Crayon Pop's Bar Bar Bar (빠빠빠): A Critical Analysis


For those of you who remain blissfully unaware of the far reaches of KPOP, or prefer to remain so, let me bring your attention away from the manufactured dolls and into something more amazing, a song that has both a fantastic music video AND layers upon layers of meaning: meaning I will attempt to analyse and break down so my Arts degree doesn't go to a complete waste.

I am, of course talking about the hit song Bar Bar Bar by the most charismatic of KPOP girl groups Crayon Pop. 

For those of you who haven't heard about this song or group before, what the freaking hell is wrong with you? But more importantly, you're denying yourself the chance of embarking into one of the most meaningfully layered song in all of KPOP history. Don't worry. Here's the music video. Go watch it and come back. I'll wait.

For the rest of you who know the true value of awesome, high five.

Based on thousands of repeated viewings of this song and its music video, I have come to one conclusion. Underneath all the cutesy and innocent looks of the 5 girls of Crayon Pop, Bar Bar Bar is essentially a song about the notorious underbelly of Korean pop culture and how the process of manufacturing these KPOP idols are severely affecting the idols themselves by taking away their individuality and freedom, to instead making them puppets (or robots, as some may argue) used to entertain the masses. 

On the first viewing, you'll probably pass off this music video as another by-product of the KPOP craze. It's colorful, cute and crazy all rolled up into a 3 minute video. There are cute girls just jumping around on imaginary pogo sticks, while wearing these weird helmets throughout the entire music video.

Let's look at the dance.

The dance starts off with a very weird move; wobbly legs. In most other KPOP girl group choreographed dances, the need to be "cool" or "hip", "sexy" or "amazing" far outweighs the practicality of the dance. Just look at HyunA's dance in Bubble Pop (no one human being can do what she does with those hips) or anything T-ARA does. The only wobbly legs are probably your own after you attempt to follow.

The wobbly legs are a way of saying that while the girls are standing (in a way), they are unable to completely rely on themselves. The fact that they worked their own group's name into the song; ("팝! 팝! 크레용팝!") is also proof that this song is essentially deep seated insecurity. There is no individuality, as shown by the entire dance which is completely similar. There is even a point in the dance where one member pretends falls, and the rest follow suit. There is no "I", but rather, a collective group in general. Individuality is not a thing.
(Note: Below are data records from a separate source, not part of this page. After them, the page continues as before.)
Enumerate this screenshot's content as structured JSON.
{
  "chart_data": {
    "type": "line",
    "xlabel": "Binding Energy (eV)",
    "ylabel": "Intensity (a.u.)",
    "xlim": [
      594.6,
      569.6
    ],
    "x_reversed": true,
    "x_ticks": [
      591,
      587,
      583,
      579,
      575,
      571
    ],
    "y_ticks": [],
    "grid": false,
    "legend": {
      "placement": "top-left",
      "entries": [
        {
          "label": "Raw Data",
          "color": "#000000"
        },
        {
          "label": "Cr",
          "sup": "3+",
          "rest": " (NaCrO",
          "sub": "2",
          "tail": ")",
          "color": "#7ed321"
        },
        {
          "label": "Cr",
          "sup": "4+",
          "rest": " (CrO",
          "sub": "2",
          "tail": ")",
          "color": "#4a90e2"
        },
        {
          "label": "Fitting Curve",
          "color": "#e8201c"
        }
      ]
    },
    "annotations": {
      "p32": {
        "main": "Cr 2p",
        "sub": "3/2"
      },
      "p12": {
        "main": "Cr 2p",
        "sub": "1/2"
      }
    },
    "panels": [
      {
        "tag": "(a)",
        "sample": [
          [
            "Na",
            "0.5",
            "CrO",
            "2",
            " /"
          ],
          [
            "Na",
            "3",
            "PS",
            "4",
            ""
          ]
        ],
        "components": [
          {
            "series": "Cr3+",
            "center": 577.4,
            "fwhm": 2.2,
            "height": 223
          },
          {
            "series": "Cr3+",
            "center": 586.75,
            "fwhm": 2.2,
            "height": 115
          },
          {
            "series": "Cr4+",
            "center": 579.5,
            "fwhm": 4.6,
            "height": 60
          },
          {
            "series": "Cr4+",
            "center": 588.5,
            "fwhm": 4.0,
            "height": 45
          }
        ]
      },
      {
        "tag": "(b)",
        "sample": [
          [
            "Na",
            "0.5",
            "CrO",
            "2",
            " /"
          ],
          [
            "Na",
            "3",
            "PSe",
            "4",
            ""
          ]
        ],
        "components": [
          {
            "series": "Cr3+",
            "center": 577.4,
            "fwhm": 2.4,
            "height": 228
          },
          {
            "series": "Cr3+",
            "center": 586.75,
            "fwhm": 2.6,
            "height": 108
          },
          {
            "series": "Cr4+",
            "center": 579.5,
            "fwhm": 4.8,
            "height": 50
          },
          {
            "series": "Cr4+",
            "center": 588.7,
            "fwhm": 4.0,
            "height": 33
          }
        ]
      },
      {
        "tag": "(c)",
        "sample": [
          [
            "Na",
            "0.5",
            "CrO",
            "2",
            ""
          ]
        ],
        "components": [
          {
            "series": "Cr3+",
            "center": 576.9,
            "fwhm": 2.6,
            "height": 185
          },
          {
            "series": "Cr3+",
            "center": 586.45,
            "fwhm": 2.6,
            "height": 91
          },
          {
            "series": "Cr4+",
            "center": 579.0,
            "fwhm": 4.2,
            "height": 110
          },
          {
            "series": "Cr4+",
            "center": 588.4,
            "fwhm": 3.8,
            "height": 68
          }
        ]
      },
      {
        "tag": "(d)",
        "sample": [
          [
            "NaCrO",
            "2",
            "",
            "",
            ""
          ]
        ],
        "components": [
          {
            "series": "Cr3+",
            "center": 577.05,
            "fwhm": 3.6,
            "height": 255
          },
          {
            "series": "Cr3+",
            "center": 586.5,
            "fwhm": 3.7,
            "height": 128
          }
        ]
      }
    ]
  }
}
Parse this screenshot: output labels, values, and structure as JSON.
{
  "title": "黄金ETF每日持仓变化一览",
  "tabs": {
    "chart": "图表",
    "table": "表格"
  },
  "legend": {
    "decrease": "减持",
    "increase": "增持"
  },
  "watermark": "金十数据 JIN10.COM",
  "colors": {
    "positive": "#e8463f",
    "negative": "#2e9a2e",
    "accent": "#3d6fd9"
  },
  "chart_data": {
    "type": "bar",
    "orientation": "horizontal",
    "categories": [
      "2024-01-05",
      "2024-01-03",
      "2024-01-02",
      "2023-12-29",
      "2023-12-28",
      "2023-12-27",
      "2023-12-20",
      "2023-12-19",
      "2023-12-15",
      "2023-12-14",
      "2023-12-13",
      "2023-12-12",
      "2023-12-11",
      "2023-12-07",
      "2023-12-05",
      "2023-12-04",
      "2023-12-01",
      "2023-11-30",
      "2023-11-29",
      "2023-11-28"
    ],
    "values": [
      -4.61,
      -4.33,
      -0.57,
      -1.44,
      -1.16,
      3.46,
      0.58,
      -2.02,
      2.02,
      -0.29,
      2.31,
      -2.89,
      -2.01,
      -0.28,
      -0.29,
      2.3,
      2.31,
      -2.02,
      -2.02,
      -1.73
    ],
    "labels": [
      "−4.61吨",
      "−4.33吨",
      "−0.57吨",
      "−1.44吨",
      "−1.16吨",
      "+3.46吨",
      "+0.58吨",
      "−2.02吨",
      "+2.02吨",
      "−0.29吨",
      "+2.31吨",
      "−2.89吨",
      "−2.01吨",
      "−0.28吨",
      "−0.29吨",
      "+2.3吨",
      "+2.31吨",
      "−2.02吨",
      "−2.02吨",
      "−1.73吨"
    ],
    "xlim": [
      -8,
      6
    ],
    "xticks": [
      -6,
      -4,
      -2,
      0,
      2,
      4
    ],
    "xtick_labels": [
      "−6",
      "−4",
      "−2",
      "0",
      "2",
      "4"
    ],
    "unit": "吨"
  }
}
The helmets. Oh the helmets. Many people have questioned the need for 5 perfectly normal girls to wear helmets while bouncing around. It's cute, some argue, while others are more scathing in their comments; 'it's retarded!''This is for children!' But think about it. What does a helmet signify? Arguably it's for protection/safety but throughout the entire music video, nothing dangerous seems to threaten the safety of our 5 heroines. Therefore, it is only safe to assume that the helmets signify the imprisonment of the girls to a power above them; i.e, their KPOP overlords. 

The lyrics support this conclusion. Look at the line, "Follow me (me). mamas and papas ("날따라 해(해) 엄마도 파파도 같이 Go")". While it sounds like they're cutely asking for parents to join in their dance, it can also be interpreted in a manner which they are calling out for their parents to accompany them down this business. Being an idol means living in a pretty lonely world; you can't just take a stroll back home to see your family without hordes of fans flocking around you. Basically, the song is saying that being an idol is tough, and that parental love and guidance are ever so limited.

Another line of the lyrics; "I don't want to stick at home now." is in English, that is to say, a universal call for help, to escape. KPOP idols are often put into dorms with their other group members, and the place can be seen as a "home" because they spend most of their careers there. The song is basically stating that the girls are sick of staying at "home" to be controlled, but want to go out into the world where they'll be able to freely wander instead of being locked away in a dorm for a huge majority of their lives. Escaping is a major recurrence in the song, appearing in the other lines of the lyrics; "Hey, you guys, escape your daily life ("Hey, You Guys 벗어나 Day Life")" and the various (Jumping, yeah, jumping, yeah EVERYBODY ("점핑 예 점핑 예 Everybody")".

ChoA and Way are twins. This is very obviously (I don't know how people miss it) a stab at the production of KPOP and how it limits individuality. Both girls look the same, dance the same and are identical in almost every aspect (because they're twins, duhh). But towards the end of the song, Way jumps away from the rest of the girls and starts rapping. She's moving away from her identical twin sister, which is also a step away from the humdrum of the "group", and forming her own "identity". KPOP groups are essentially a product of the big companies; there's hardly any time for "individuality" or "personalities" to exist at all. I seriously don't know how people don't see such an obvious fact.

Or y'know, this could just be a song about 5 girls who absolutely love jumping on pogo sticks. It's entirely your call.